The Bottom Line Is the Bottom Line

The Chicago Public Schools is laying off more than 2,000 people including more than 500 tenured teachers:

Citing a $1 billion budget deficit, Chicago Public Schools will lay off more than 2,000 employees, more than 1,000 of them teachers, the district said Thursday night.

About half of the 1,036 teachers being let go are tenured. The latest layoffs, which also include 1,077 school staff members, are in addition to 855 employees — including 420 teachers — who were laid off last month as a result of the district’s decision to close 49 elementary schools and a high school program.
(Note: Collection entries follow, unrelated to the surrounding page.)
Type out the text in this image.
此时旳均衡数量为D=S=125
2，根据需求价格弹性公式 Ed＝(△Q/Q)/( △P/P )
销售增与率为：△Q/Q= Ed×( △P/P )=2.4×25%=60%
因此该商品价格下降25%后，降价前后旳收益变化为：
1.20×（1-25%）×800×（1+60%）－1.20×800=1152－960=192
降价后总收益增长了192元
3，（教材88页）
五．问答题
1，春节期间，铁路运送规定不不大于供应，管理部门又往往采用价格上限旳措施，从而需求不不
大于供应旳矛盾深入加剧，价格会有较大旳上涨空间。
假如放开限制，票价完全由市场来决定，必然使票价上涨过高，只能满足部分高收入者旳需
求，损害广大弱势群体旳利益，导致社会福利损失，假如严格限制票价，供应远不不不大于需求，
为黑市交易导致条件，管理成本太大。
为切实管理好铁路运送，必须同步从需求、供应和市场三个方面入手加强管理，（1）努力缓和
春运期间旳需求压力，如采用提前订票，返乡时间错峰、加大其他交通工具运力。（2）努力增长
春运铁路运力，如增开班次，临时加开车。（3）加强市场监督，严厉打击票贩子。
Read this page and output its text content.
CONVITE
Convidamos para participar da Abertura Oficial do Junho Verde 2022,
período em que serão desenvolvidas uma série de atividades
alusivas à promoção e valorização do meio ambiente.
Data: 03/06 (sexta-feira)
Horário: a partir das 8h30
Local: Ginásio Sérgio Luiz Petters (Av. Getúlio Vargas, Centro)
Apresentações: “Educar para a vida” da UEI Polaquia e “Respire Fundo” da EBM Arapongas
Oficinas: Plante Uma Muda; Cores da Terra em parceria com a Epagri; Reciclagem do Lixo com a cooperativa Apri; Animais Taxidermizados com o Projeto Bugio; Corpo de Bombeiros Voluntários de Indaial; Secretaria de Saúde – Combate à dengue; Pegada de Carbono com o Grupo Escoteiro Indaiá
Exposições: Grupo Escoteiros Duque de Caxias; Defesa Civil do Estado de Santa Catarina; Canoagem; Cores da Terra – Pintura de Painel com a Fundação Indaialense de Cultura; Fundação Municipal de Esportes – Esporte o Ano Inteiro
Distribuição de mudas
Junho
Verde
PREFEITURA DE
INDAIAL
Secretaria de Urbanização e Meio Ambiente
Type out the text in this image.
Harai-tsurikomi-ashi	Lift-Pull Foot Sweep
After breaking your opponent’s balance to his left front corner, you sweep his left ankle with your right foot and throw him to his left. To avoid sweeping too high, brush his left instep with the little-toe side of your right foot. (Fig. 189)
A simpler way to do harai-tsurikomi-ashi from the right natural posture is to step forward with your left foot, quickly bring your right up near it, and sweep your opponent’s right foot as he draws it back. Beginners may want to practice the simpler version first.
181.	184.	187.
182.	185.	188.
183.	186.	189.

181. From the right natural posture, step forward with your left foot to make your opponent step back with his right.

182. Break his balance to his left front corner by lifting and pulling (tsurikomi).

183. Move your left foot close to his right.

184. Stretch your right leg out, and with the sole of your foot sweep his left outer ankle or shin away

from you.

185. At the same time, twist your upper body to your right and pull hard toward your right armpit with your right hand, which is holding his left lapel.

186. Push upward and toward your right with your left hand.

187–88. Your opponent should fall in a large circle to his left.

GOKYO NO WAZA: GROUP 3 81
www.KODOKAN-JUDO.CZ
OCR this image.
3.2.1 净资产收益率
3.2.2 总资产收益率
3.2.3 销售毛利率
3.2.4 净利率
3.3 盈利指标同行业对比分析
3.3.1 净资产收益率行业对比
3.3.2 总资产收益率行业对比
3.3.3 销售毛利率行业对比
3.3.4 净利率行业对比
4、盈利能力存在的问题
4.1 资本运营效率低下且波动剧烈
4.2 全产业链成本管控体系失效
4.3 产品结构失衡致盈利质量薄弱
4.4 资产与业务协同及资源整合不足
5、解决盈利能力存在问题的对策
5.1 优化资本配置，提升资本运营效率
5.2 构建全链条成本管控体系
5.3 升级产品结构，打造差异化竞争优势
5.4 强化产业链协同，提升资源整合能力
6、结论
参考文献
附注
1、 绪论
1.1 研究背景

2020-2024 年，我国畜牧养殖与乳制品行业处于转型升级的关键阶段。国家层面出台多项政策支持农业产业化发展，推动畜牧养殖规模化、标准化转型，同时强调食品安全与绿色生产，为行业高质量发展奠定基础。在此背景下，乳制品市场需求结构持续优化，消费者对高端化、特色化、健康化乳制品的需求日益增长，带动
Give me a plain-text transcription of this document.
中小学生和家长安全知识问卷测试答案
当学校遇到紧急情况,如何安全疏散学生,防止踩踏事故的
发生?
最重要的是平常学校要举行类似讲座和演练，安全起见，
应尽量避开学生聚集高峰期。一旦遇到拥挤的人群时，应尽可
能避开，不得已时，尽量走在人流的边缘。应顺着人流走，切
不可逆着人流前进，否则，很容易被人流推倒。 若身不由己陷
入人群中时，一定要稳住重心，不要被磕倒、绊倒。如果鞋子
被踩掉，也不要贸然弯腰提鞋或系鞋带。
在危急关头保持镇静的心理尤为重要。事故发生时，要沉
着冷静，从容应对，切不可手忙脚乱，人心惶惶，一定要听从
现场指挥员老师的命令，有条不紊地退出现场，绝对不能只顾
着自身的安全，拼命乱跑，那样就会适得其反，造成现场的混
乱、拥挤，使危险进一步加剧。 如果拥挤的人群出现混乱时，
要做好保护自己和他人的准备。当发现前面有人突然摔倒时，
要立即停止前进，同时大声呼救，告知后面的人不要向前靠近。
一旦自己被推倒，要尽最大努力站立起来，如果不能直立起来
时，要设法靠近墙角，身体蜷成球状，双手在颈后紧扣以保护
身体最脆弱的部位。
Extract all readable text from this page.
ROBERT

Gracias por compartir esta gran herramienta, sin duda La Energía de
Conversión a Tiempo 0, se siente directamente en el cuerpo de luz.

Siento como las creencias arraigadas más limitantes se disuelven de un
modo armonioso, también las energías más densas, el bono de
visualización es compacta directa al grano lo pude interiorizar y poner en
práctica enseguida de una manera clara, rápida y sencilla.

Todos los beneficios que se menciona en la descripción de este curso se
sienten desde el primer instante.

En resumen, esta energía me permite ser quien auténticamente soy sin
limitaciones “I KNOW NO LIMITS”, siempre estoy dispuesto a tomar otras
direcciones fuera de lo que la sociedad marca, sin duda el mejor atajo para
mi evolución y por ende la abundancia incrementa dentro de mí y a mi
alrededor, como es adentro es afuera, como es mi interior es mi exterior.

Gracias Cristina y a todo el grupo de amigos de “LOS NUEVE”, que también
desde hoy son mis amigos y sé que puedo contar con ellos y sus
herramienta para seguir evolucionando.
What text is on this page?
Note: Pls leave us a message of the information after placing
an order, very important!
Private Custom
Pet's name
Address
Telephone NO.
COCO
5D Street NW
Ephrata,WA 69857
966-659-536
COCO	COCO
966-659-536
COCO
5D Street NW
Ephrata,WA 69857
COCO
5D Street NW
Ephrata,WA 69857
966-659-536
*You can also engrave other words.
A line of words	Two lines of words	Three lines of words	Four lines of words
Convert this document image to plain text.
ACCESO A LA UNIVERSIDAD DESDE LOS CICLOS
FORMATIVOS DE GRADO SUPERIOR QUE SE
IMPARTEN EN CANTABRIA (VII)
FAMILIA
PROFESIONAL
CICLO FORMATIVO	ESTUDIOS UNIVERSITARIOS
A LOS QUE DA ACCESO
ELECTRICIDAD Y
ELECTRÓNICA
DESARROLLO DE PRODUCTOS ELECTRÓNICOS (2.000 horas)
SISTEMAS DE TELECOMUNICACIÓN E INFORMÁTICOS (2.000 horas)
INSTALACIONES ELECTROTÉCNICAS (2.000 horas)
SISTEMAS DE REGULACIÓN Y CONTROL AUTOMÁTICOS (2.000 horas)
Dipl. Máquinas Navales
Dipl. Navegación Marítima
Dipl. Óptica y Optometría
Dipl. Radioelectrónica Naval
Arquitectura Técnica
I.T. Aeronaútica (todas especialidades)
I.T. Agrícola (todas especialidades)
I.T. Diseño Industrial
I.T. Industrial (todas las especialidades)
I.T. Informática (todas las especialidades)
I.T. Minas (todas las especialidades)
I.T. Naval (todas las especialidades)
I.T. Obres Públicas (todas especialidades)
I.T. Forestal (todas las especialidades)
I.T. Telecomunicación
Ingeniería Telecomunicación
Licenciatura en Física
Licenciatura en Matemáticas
This is exactly what I predicted when the strike was settled. It was baked into the settlement that included substantial pay increases. I can’t believe that the CTU could possibly have believed anything else. The situation was summarized succintly by the representative from the CPS:

CPS spokeswoman Becky Carroll said the district was “scraping the bottom” of reserves to provide financial relief and had made cuts in other spending before making layoffs.

“We’re not going to be able to cut our way out of this crisis,” Carroll said. “Our revenues are simply not keeping in line with our spending increases.”

That’s the modern day equivalent of Mr. Micawber’s famous lament:

Annual income twenty pounds, annual expenditure nineteen pounds nineteen and six, result happiness. Annual income twenty pounds, annual expenditure twenty pounds nought and six, result misery.

The situation in Chicago is manifestly unjust. Illinois’s contribution to public education, despite the mandate in the state’s constitution, is far too low. Illinois is 50th among the 50 states in the proportion of its contribution to education. Its contribution is about 20%—half that in most states. Chicagoans not only pay for the educations of Chicago’s children, the rest of the state’s children, and the pensions of retired Chicago public school teachers but the pensions of Illinois teachers outside of Chicago as well. People living in Barrington just pay for their own kids’ educations and part of the retirements of their kids’ teachers.

1 comment… add one
  • jimbino Link

    “People living in Barrington just pay for their own kids’ educations…” is demonstrably WRONG.

    The non-breeder Illinoisan pays through the nose for the mis-education of all of Illinois’ kids of the others and NOTHING for the education of his own non-existent kids, whether he live in Chicago or Barrington.